I’m capping risk management week here on the Blog a visceral reminder of how flooding can catch museums unawares. (If you missed them, make sure to read Tuesday’s post on how the historic preservation community is responding to rising sea level, and Thursday’s post on emergency preparedness.) In the press of keeping a museum running, day-to-day, it’s all too easy to forget things (such as emergency prep plans) that are only important once in a great while. But if we aren’t prepared for those rare events, all our hard day-to-day work is for naught.
Your Futurist Friday assignment: watch two brief videos (below) documenting the awesome power of water.

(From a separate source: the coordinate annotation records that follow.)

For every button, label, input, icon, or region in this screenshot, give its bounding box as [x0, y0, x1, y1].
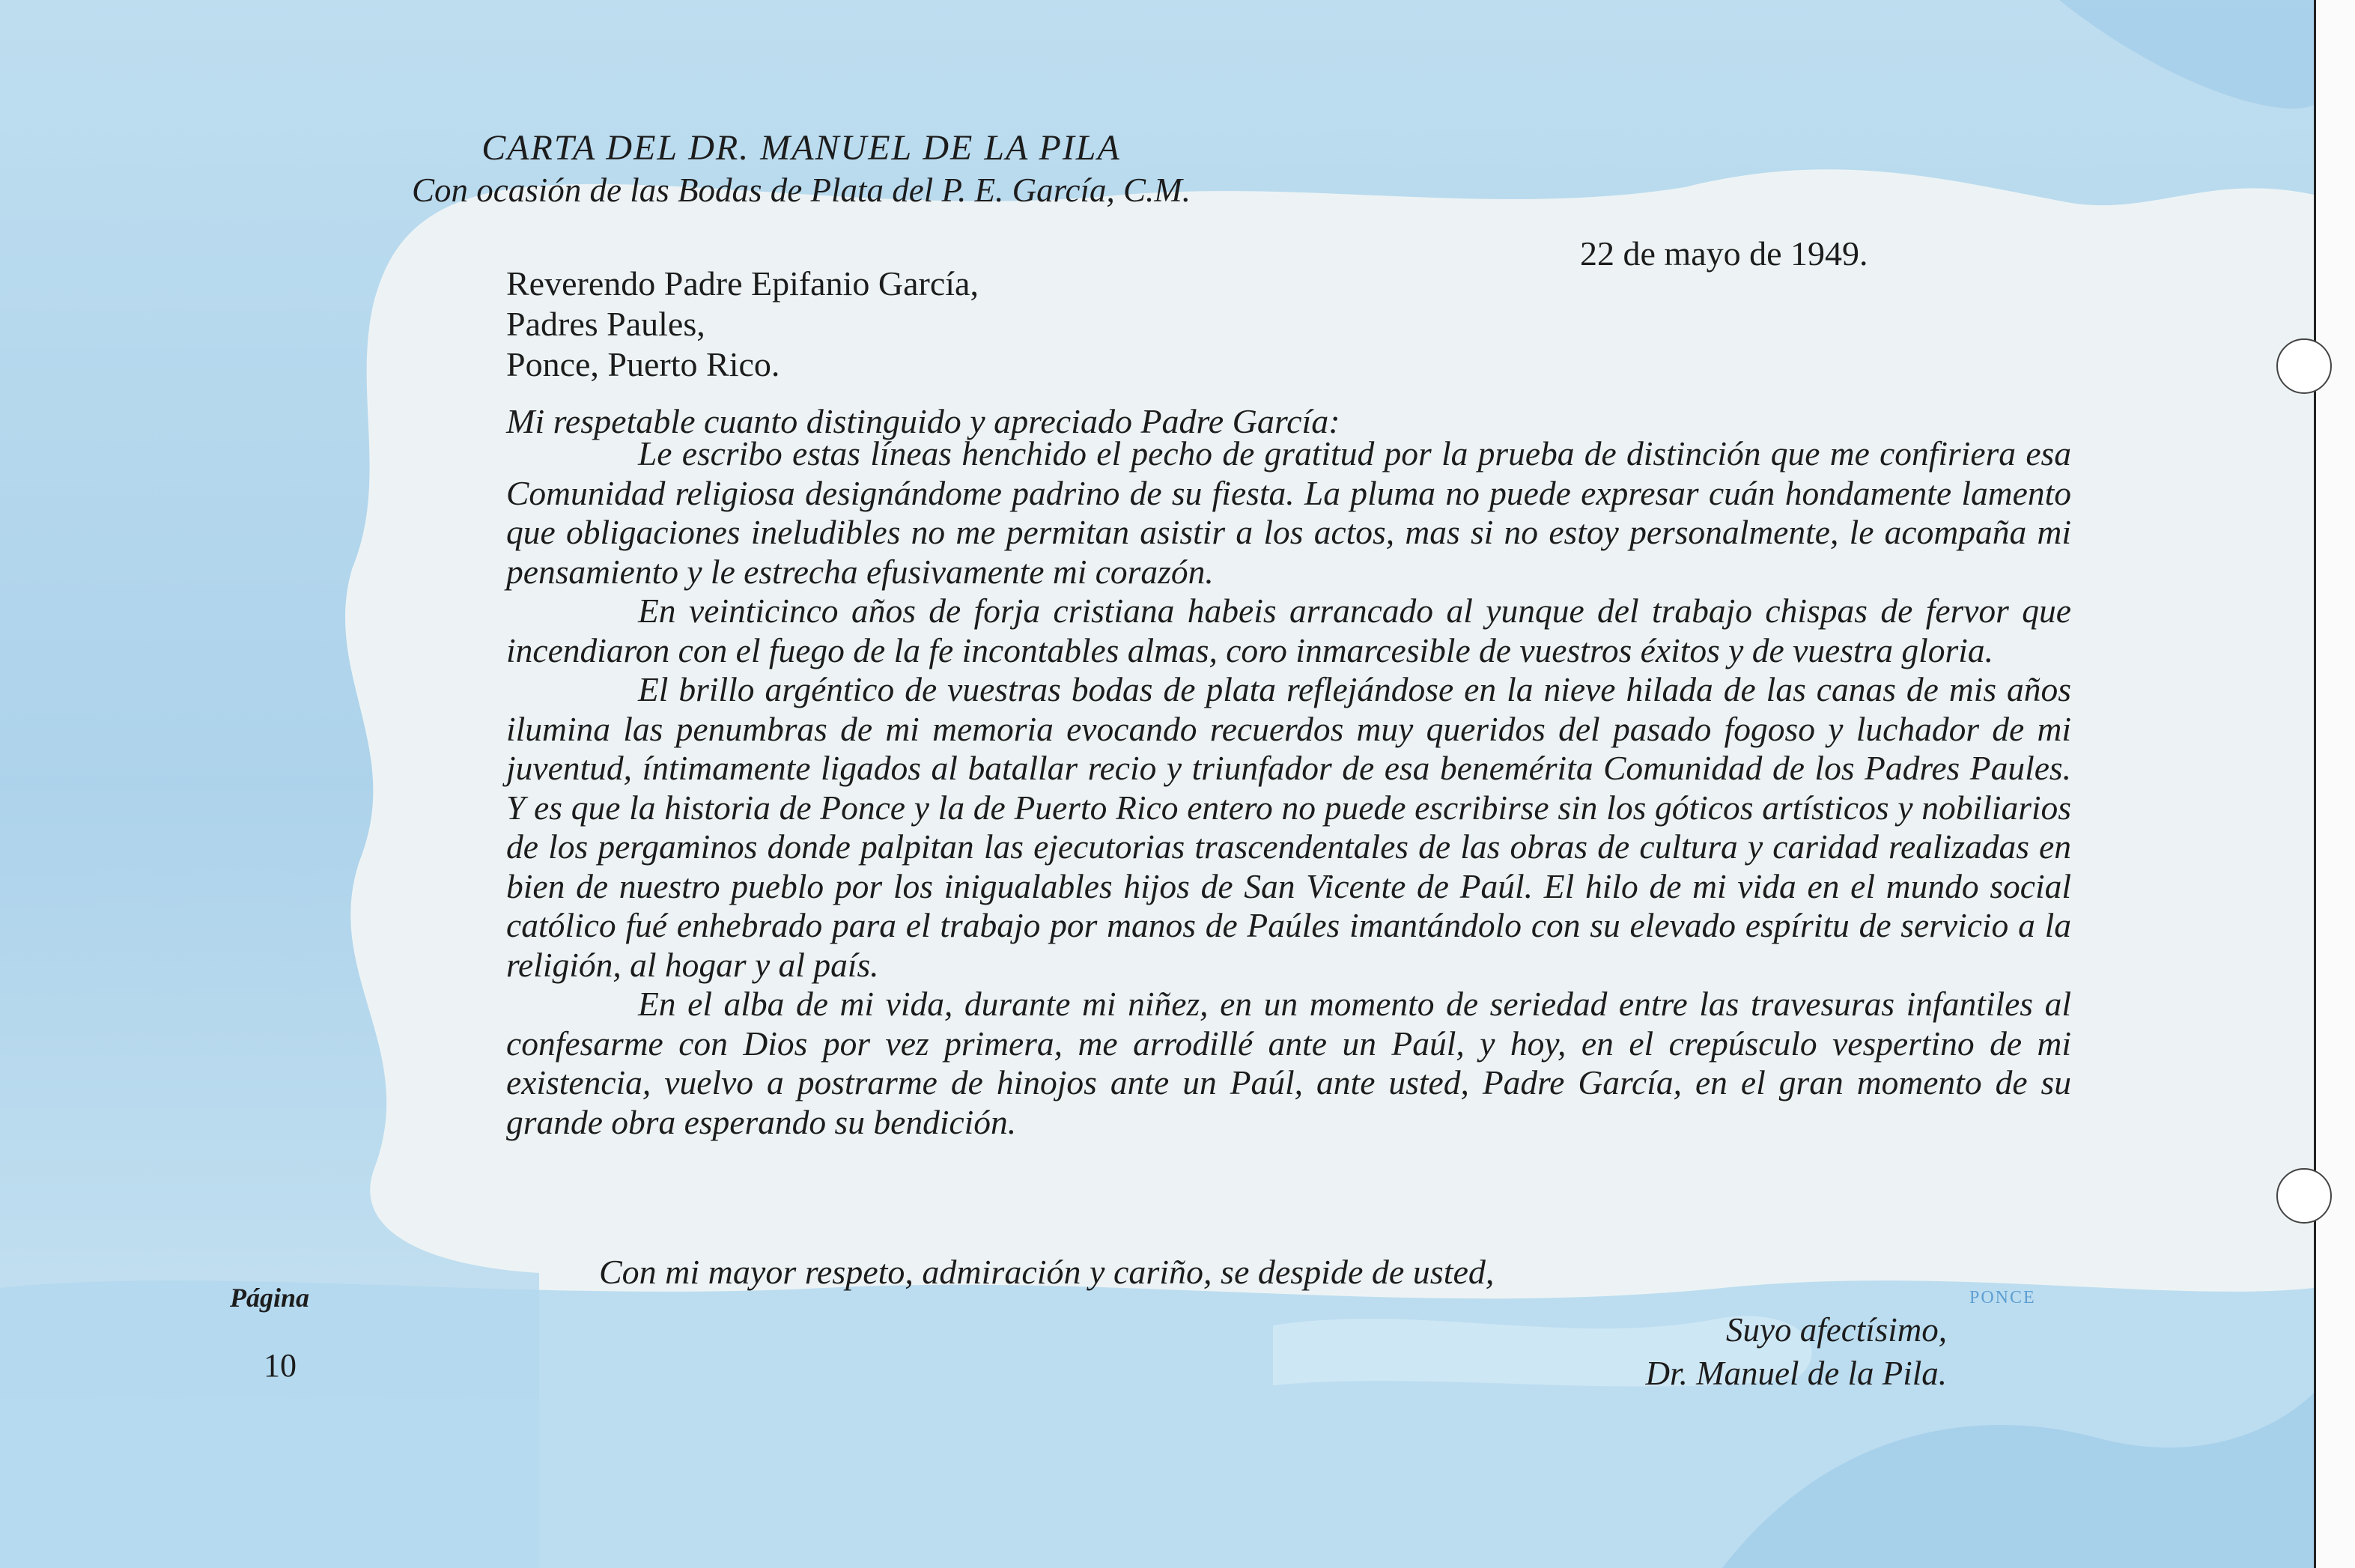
letter-date: 22 de mayo de 1949. — [1580, 234, 1868, 273]
body-paragraph: En veinticinco años de forja cristiana habeis arrancado al yunque del trabajo chispas de fervor que incendiaron con el fuego de la fe incontables almas, coro inmarcesible de vuestros éxitos y de vuestra gloria. — [506, 592, 2071, 669]
page-number: 10 — [264, 1347, 297, 1384]
letter-subtitle: Con ocasión de las Bodas de Plata del P. E. García, C.M. — [412, 171, 1191, 209]
signature-name: Dr. Manuel de la Pila. — [1645, 1355, 1947, 1392]
page-label: Página — [230, 1283, 310, 1313]
body-paragraph: En el alba de mi vida, durante mi niñez, en un momento de seriedad entre las travesuras infantiles al confesarme con Dios por vez primera, me arrodillé ante un Paúl, y hoy, en el crepúsculo vespertino de mi existencia, vuelvo a postrarme de hinojos ante un Paúl, ante usted, Padre García, en el gran momento de su grande obra esperando su bendición. — [506, 985, 2071, 1141]
letter-body — [506, 434, 2071, 1142]
address-line: Reverendo Padre Epifanio García, — [506, 264, 979, 303]
address-line: Padres Paules, — [506, 305, 705, 343]
signature-line: Suyo afectísimo, — [1726, 1311, 1947, 1349]
body-paragraph: El brillo argéntico de vuestras bodas de plata reflejándose en la nieve hilada de las canas de mis años ilumina las penumbras de mi memoria evocando recuerdos muy queridos del pasado fogoso y luchador de mi juventud, íntimamente ligados al batallar recio y triunfador de esa benemérita Comunidad de los Padres Paules. Y es que la historia de Ponce y la de Puerto Rico entero no puede escribirse sin los góticos artísticos y nobiliarios de los pergaminos donde palpitan las ejecutorias trascendentales de las obras de cultura y caridad realizadas en bien de nuestro pueblo por los inigualables hijos de San Vicente de Paúl. El hilo de mi vida en el mundo social católico fué enhebrado para el trabajo por manos de Paúles imantándolo con su elevado espíritu de servicio a la religión, al hogar y al país. — [506, 670, 2071, 984]
letter-title: CARTA DEL DR. MANUEL DE LA PILA — [481, 128, 1121, 168]
address-line: Ponce, Puerto Rico. — [506, 345, 780, 383]
ponce-stamp: PONCE — [1969, 1288, 2036, 1307]
body-paragraph: Le escribo estas líneas henchido el pecho de gratitud por la prueba de distinción que me confiriera esa Comunidad religiosa designándome padrino de su fiesta. La pluma no puede expresar cuán hondamente lamento que obligaciones ineludibles no me permitan asistir a los actos, mas si no estoy personalmente, le acompaña mi pensamiento y le estrecha efusivamente mi corazón. — [506, 434, 2071, 591]
salutation: Mi respetable cuanto distinguido y apreciado Padre García: — [506, 402, 1340, 440]
closing-line: Con mi mayor respeto, admiración y cariño, se despide de usted, — [599, 1253, 1495, 1291]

Then pull out your museum’s emergency preparedness plan (you have one, right?) and assess how well it would help you deal with the prospect of deluge, whether from torrential rains, storm surge or rising tides.
Your news feed, like mine, is probably inundated with news about flooding in Paris which has prompted the closure of the Louvre and the Musee d’Orsay as staff move collections to higher floors. What would your museum do if you needed to move collections in the face of rising water levels (or approaching wildfires, for that matter).
And as a sobering reminder (if any is needed) of what water can do to museums, watch staff of the Museum of Native American Culture in Cassidy Park, Bogalusa, La., survey the damage from the floods of March 2016. As you empathize with their pain, think how your museum would respond to a forecast of torrential rain. (Some regions of France have received the equivalent of one and a half months of rain in just three days. It can happen.)